People are also busier, he said, and don’t necessarily want to spend the money and the time on an extra degree, which at many churches isn’t a requirement to be a pastor. Seminaries are responding to the concern with shorter, more-flexible and less-expensive programs. (According to the Association of Theological Schools, the average annual tuition for a master’s of divinity degree ranges from $10,000 to $16,000.)

In addition to rising secularism in society, experts say, the traditional job of pastoring a church is more challenging as congregations become less committed and more fickle. Often, too, graduates have other ideas about how they want to use their degrees.

Fuller Theological Seminary in Pasadena, Calif., has seen the percentage of graduates likely to head into traditional ministry decrease. But the evangelical school has simultaneously boomed, with 4,800 full-time students (including those online), making it one of the largest seminaries in the world.

Part of the school’s success has come from its willingness to meet students where they are, with programs dedicated to psychology, intercultural evangelizing and popular culture, said Fuller spokeswoman Mary Hubbard Given.

Among recent Fuller graduates is Daniel Long.
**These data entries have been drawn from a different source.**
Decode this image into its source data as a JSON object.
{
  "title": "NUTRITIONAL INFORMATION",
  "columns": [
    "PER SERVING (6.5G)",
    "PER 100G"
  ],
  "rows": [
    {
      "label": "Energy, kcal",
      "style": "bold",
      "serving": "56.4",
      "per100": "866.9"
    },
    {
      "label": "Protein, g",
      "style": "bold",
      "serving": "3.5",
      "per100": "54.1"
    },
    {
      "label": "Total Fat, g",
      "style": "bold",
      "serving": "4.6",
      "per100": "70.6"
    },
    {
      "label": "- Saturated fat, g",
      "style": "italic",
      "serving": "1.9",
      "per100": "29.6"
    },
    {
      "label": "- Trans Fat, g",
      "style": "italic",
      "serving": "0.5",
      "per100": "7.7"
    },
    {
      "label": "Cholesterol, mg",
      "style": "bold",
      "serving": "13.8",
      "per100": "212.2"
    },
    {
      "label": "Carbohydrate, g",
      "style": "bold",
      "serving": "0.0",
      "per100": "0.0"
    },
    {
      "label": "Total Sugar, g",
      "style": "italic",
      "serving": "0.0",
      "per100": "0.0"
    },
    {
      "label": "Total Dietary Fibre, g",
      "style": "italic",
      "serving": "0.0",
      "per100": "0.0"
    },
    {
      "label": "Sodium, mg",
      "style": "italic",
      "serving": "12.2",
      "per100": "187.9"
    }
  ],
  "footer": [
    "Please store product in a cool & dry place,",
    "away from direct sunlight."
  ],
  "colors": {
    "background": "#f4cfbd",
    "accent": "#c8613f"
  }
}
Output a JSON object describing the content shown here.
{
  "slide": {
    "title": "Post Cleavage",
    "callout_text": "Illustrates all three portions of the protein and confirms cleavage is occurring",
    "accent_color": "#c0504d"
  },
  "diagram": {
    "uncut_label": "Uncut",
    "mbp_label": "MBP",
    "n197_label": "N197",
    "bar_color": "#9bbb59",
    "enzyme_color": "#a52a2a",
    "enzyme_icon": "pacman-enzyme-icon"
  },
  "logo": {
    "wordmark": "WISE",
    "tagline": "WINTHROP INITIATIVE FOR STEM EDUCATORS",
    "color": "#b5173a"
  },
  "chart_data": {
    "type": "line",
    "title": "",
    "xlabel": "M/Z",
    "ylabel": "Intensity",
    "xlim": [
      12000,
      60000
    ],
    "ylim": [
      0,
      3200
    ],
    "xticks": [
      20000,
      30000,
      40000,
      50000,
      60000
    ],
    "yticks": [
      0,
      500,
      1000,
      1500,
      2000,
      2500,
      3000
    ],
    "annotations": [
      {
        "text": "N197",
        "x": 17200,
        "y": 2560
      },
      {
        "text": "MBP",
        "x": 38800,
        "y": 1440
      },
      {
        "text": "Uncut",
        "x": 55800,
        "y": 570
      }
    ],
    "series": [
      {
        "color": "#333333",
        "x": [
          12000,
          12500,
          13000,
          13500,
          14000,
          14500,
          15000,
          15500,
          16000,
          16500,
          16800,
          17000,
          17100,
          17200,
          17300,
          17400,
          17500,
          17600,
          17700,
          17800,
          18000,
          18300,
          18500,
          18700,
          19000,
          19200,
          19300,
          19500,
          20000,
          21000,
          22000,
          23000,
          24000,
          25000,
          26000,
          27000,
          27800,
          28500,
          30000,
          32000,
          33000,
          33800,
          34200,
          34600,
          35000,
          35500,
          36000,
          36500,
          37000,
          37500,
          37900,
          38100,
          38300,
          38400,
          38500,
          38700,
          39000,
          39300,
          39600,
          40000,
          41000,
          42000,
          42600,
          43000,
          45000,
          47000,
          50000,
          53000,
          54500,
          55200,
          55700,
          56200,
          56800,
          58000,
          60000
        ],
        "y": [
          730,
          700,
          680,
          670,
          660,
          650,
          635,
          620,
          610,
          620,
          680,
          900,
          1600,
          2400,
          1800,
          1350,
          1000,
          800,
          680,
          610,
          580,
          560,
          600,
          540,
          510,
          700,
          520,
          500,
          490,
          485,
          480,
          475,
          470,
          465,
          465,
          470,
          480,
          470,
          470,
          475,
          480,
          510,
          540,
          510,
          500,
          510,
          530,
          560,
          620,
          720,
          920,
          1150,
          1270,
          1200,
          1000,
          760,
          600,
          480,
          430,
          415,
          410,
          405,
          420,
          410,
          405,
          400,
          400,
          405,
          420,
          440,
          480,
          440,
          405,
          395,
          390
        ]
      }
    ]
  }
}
As a child and in college, he made films, acted and wrote. He’d considered becoming a pastor when he entered seminary and took preaching classes, but he constantly found himself framing sermons as narrative stories. His favorite class was “Theology and Hip Hop Culture.” He realized that telling stories was his ministry.

Long, 30, and his wife (they both recently graduated from Fuller) now run a media company that makes short films, graphic designs and websites. His films and writing explore the common challenges of young people.

“People always ask, ‘Where’s the correlation between story and seminary?’ To me, they are both about how to ask deep, human questions,” he said. “Jesus’ ministry was in his acts, things he did. He healed people.”

Long said that at one point, he was less committed to the institutional church.

“There’s a common phrase: ‘Love Jesus but hate the Church.’ I went through that when I was younger but realized: If Jesus is the head of the Church, how can you love the head but hate the body?”

Hubbard Given said she believes that Americans are increasingly interested in spirituality and faith even if some struggle with their feelings about institutional religion.

“I think it’s more common for people to think theologically about their vocation. Interest in theology is on the increase,” she said in explaining the school’s growth. All the choices for graduates, she said, makes seminary education “a bit like pre-marriage counseling. People often think they want one thing when they start but [then want] something else when they leave.”

That’s just what happened with Wesley graduate Drew Colby. The child of two Methodist pastors who grew up in Richmond, Va., Colby decided that pastoring was totally off the table as a career. He’d seen how congregants put pastors on pedestals, and he thought that church institutions were hypocritical, talking about Jesus but not living like Him. They focused too much on personal salvation and not enough on caring for others, he thought, historically not fighting hard enough against segregation and slavery.

A singer and musician, Colby, now 27, had wanted to be a conductor but unintentionally became involved in youth ministry at a rural Northern Virginia church and increasingly interested in theology. He went to Wesley thinking that he might be interested in music ministry and found his talents were in such areas as leadership, communication and creating relationships.

Basically, pastor things.

So he switched paths, and later this summer he will begin his first full-time assignment as a pastor.